The new rules formalise what has been common practice among Cayman-licensed funds. In codifying these practices, Cayman is now officially in line with the Objectives and Principles of Securities Regulation, the standard issued by the International Organization of Securities Commissions (IOSCO). The new measures also fill regulatory gaps, with respect to the IOSCO principles, that the International Monetary Fund (IMF) identified in its assessment of the Cayman financial sector in 2003.
The Rule on the Contents of Offering Documents stipulates that a fund's offering document describe the fund's equity interests in all material respects. Additionally, the document must contain such other information as is necessary to enable a prospective investor to make an informed decision as to whether or not to subscribe to or purchase the fund's equity interest. It also strengthens the Mutual Funds Law requirements by setting out the minimum information that must be included in an offering document for a licensed fund.

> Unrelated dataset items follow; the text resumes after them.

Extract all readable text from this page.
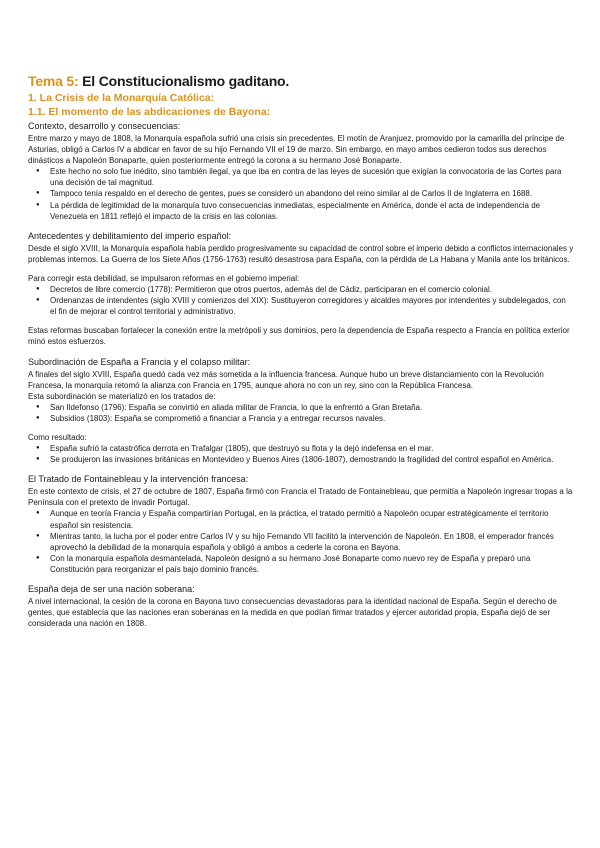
Tema 5: El Constitucionalismo gaditano.
1. La Crisis de la Monarquía Católica:
1.1. El momento de las abdicaciones de Bayona:
Contexto, desarrollo y consecuencias:

Entre marzo y mayo de 1808, la Monarquía española sufrió una crisis sin precedentes. El motín de Aranjuez, promovido por la camarilla del príncipe de Asturias, obligó a Carlos IV a abdicar en favor de su hijo Fernando VII el 19 de marzo. Sin embargo, en mayo ambos cedieron todos sus derechos dinásticos a Napoleón Bonaparte, quien posteriormente entregó la corona a su hermano José Bonaparte.

● Este hecho no solo fue inédito, sino también ilegal, ya que iba en contra de las leyes de sucesión que exigían la convocatoria de las Cortes para una decisión de tal magnitud.
● Tampoco tenía respaldo en el derecho de gentes, pues se consideró un abandono del reino similar al de Carlos II de Inglaterra en 1688.
● La pérdida de legitimidad de la monarquía tuvo consecuencias inmediatas, especialmente en América, donde el acta de independencia de Venezuela en 1811 reflejó el impacto de la crisis en las colonias.
Antecedentes y debilitamiento del imperio español:

Desde el siglo XVIII, la Monarquía española había perdido progresivamente su capacidad de control sobre el imperio debido a conflictos internacionales y problemas internos. La Guerra de los Siete Años (1756-1763) resultó desastrosa para España, con la pérdida de La Habana y Manila ante los británicos.

Para corregir esta debilidad, se impulsaron reformas en el gobierno imperial:

● Decretos de libre comercio (1778): Permitieron que otros puertos, además del de Cádiz, participaran en el comercio colonial.
● Ordenanzas de intendentes (siglo XVIII y comienzos del XIX): Sustituyeron corregidores y alcaldes mayores por intendentes y subdelegados, con el fin de mejorar el control territorial y administrativo.

Estas reformas buscaban fortalecer la conexión entre la metrópoli y sus dominios, pero la dependencia de España respecto a Francia en política exterior minó estos esfuerzos.

Subordinación de España a Francia y el colapso militar:

A finales del siglo XVIII, España quedó cada vez más sometida a la influencia francesa. Aunque hubo un breve distanciamiento con la Revolución Francesa, la monarquía retomó la alianza con Francia en 1795, aunque ahora no con un rey, sino con la República Francesa.

Esta subordinación se materializó en los tratados de:

● San Ildefonso (1796): España se convirtió en aliada militar de Francia, lo que la enfrentó a Gran Bretaña.
● Subsidios (1803): España se comprometió a financiar a Francia y a entregar recursos navales.

Como resultado:

● España sufrió la catastrófica derrota en Trafalgar (1805), que destruyó su flota y la dejó indefensa en el mar.
● Se produjeron las invasiones británicas en Montevideo y Buenos Aires (1806-1807), demostrando la fragilidad del control español en América.
El Tratado de Fontainebleau y la intervención francesa:

En este contexto de crisis, el 27 de octubre de 1807, España firmó con Francia el Tratado de Fontainebleau, que permitía a Napoleón ingresar tropas a la Península con el pretexto de invadir Portugal.

● Aunque en teoría Francia y España compartirían Portugal, en la práctica, el tratado permitió a Napoleón ocupar estratégicamente el territorio español sin resistencia.
● Mientras tanto, la lucha por el poder entre Carlos IV y su hijo Fernando VII facilitó la intervención de Napoleón. En 1808, el emperador francés aprovechó la debilidad de la monarquía española y obligó a ambos a cederle la corona en Bayona.
● Con la monarquía española desmantelada, Napoleón designó a su hermano José Bonaparte como nuevo rey de España y preparó una Constitución para reorganizar el país bajo dominio francés.
España deja de ser una nación soberana:

A nivel internacional, la cesión de la corona en Bayona tuvo consecuencias devastadoras para la identidad nacional de España. Según el derecho de gentes, que establecía que las naciones eran soberanas en la medida en que podían firmar tratados y ejercer autoridad propia, España dejó de ser considerada una nación en 1808.
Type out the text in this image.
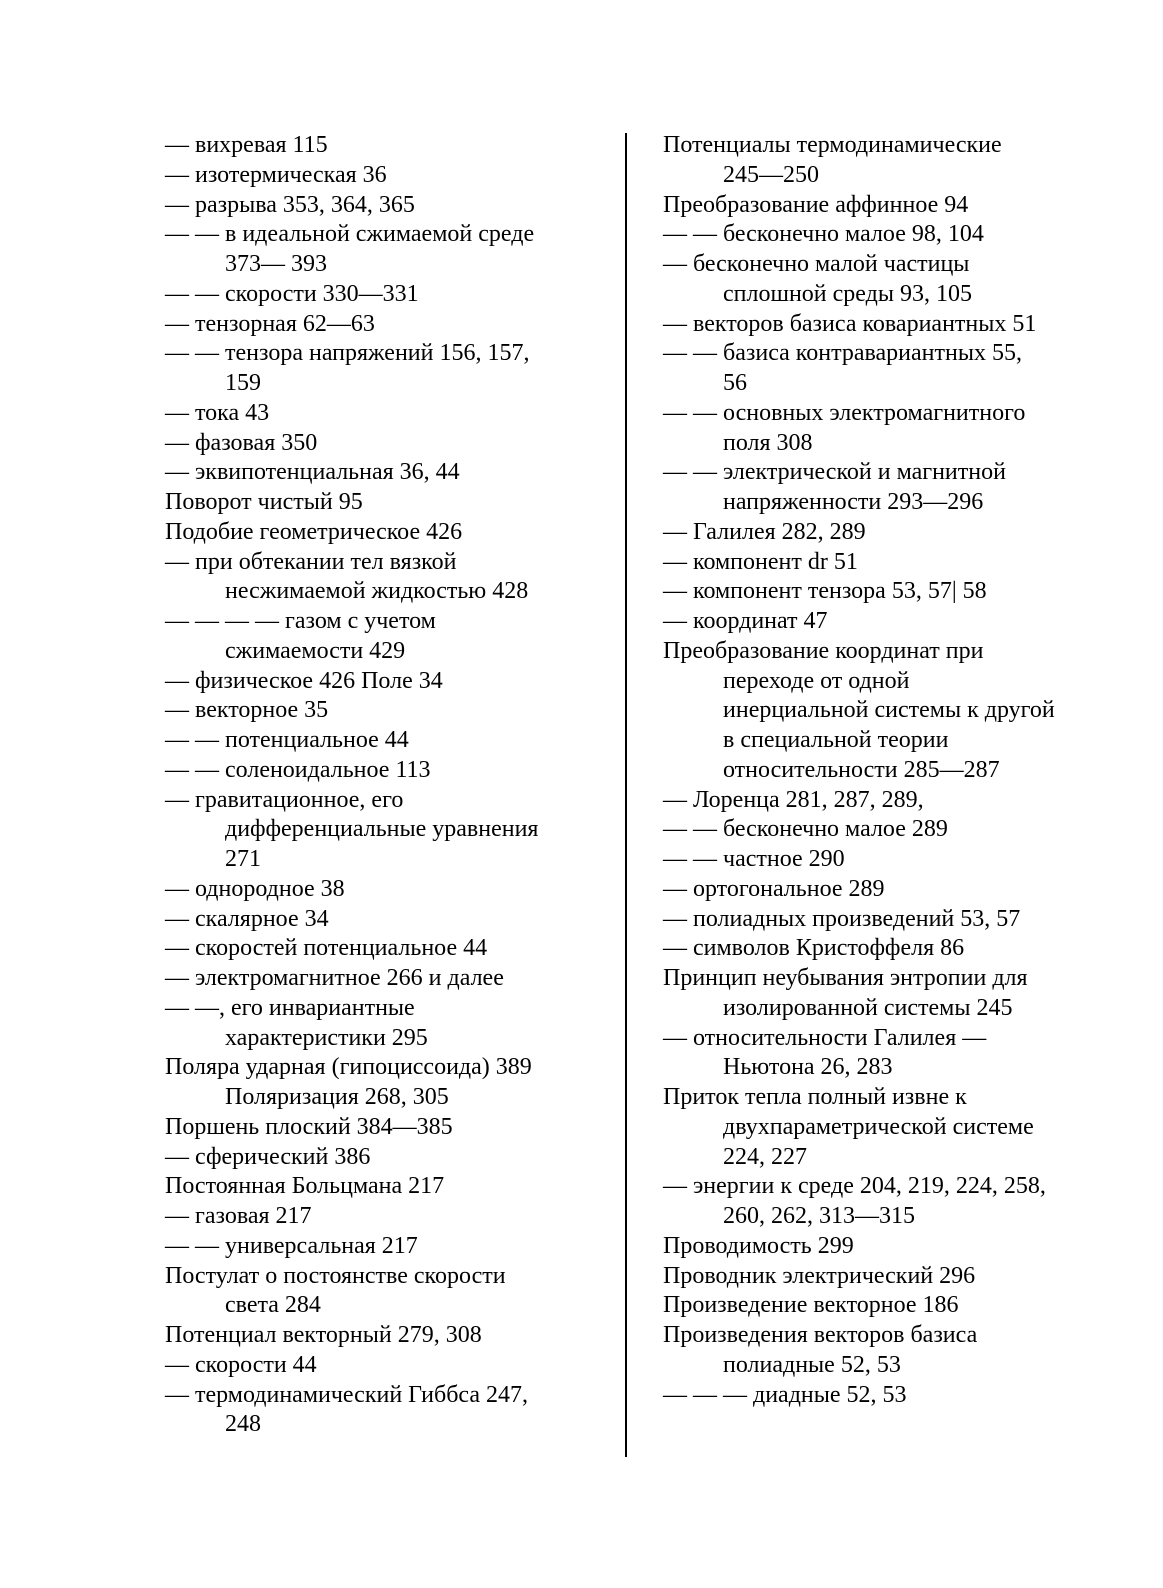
— вихревая 115
— изотермическая 36
— разрыва 353, 364, 365
— — в идеальной сжимаемой среде
373— 393
— — скорости 330—331
— тензорная 62—63
— — тензора напряжений 156, 157,
159
— тока 43
— фазовая 350
— эквипотенциальная 36, 44
Поворот чистый 95
Подобие геометрическое 426
— при обтекании тел вязкой
несжимаемой жидкостью 428
— — — — газом с учетом
сжимаемости 429
— физическое 426 Поле 34
— векторное 35
— — потенциальное 44
— — соленоидальное 113
— гравитационное, его
дифференциальные уравнения
271
— однородное 38
— скалярное 34
— скоростей потенциальное 44
— электромагнитное 266 и далее
— —, его инвариантные
характеристики 295
Поляра ударная (гипоциссоида) 389
Поляризация 268, 305
Поршень плоский 384—385
— сферический 386
Постоянная Больцмана 217
— газовая 217
— — универсальная 217
Постулат о постоянстве скорости
света 284
Потенциал векторный 279, 308
— скорости 44
— термодинамический Гиббса 247,
248
Потенциалы термодинамические
245—250
Преобразование аффинное 94
— — бесконечно малое 98, 104
— бесконечно малой частицы
сплошной среды 93, 105
— векторов базиса ковариантных 51
— — базиса контравариантных 55,
56
— — основных электромагнитного
поля 308
— — электрической и магнитной
напряженности 293—296
— Галилея 282, 289
— компонент dr 51
— компонент тензора 53, 57| 58
— координат 47
Преобразование координат при
переходе от одной
инерциальной системы к другой
в специальной теории
относительности 285—287
— Лоренца 281, 287, 289,
— — бесконечно малое 289
— — частное 290
— ортогональное 289
— полиадных произведений 53, 57
— символов Кристоффеля 86
Принцип неубывания энтропии для
изолированной системы 245
— относительности Галилея —
Ньютона 26, 283
Приток тепла полный извне к
двухпараметрической системе
224, 227
— энергии к среде 204, 219, 224, 258,
260, 262, 313—315
Проводимость 299
Проводник электрический 296
Произведение векторное 186
Произведения векторов базиса
полиадные 52, 53
— — — диадные 52, 53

Under the Rule on the Calculation of Asset Values, licensees must now also establish, implement and maintain a net asset value (NAV) calculation policy, and must outline the scope of such a policy. This rule mandates that the policy be "fair, reliable, of high quality and verifiable".

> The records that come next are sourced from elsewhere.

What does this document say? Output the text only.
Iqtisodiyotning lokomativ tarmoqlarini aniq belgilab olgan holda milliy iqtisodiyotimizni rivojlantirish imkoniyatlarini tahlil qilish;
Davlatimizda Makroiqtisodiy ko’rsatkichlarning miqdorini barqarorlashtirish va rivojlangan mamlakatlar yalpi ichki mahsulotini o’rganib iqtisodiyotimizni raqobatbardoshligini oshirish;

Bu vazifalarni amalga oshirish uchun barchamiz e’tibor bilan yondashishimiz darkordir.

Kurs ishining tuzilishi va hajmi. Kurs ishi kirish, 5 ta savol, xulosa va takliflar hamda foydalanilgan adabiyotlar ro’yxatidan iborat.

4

Finally, the Rule on the Segregation of Assets for licensed Funds calls for a fund's portfolio (i.e., all financial assets and liabilities) to be segregated and accounted for separately from any assets of any service provider.
Also, licensed funds must ensure that service providers do not use the portfolio to finance their own or any other operations in any way. Another requirement is that funds ensure, by contract, that service providers who hold or manage the portfolio are regulated by CIMA or by a recognised overseas regulatory authority or another regulator approved by CIMA.
Changes to the Cayman Islands Monetary Authority’s (CIMA) Guidance Notes with regard to Prevention and Detection of Money Laundering and Terrorist Financing in 2009 mean that funds must appoint at management level a Compliance Officer and a Money Laundering Reporting Officer, who can be the same person, who:
- Should have sufficient skills and experience;
- Will report directly to the fund's governing body;
- Should have sufficient seniority and authority so that the governing body can react to and act upon any recommendations made;
- Should have regular contact with the governing body so that it is able to satisfy itself that statutory obligations are being met and that sufficiently robust measures are being taken to protect itself against the risk of money laundering and terrorist financing;
- Should have sufficient resources, including sufficient time and, where appropriate a Deputy Compliance Officer and support staff; and
- Should have unfettered access to all business lines, support departments and information necessary to appropriately perform the function.
The Guidance Notes provide that the role of the Compliance Officer is to:
- Develop and maintain systems and controls (including documented policies and procedures) in line with evolving requirements;
- Ensure regular audits of the fund’s anti-money laundering (AML) and countering the financing of terrorism (CFT) program;
- Advise the Operator of the fund of AML/CFT compliance issues that need to be brought to its attention;
- Report periodically, as appropriate, on the fund’s systems and controls; and
- Respond promptly to requests for information by the relevant authorities.
Accordingly, regulated funds may wish to consider undertaking an administrative/legal audit of their present AML/CFT program to ensure that they have appropriate systems and expertise in place to support the Compliance Officer role.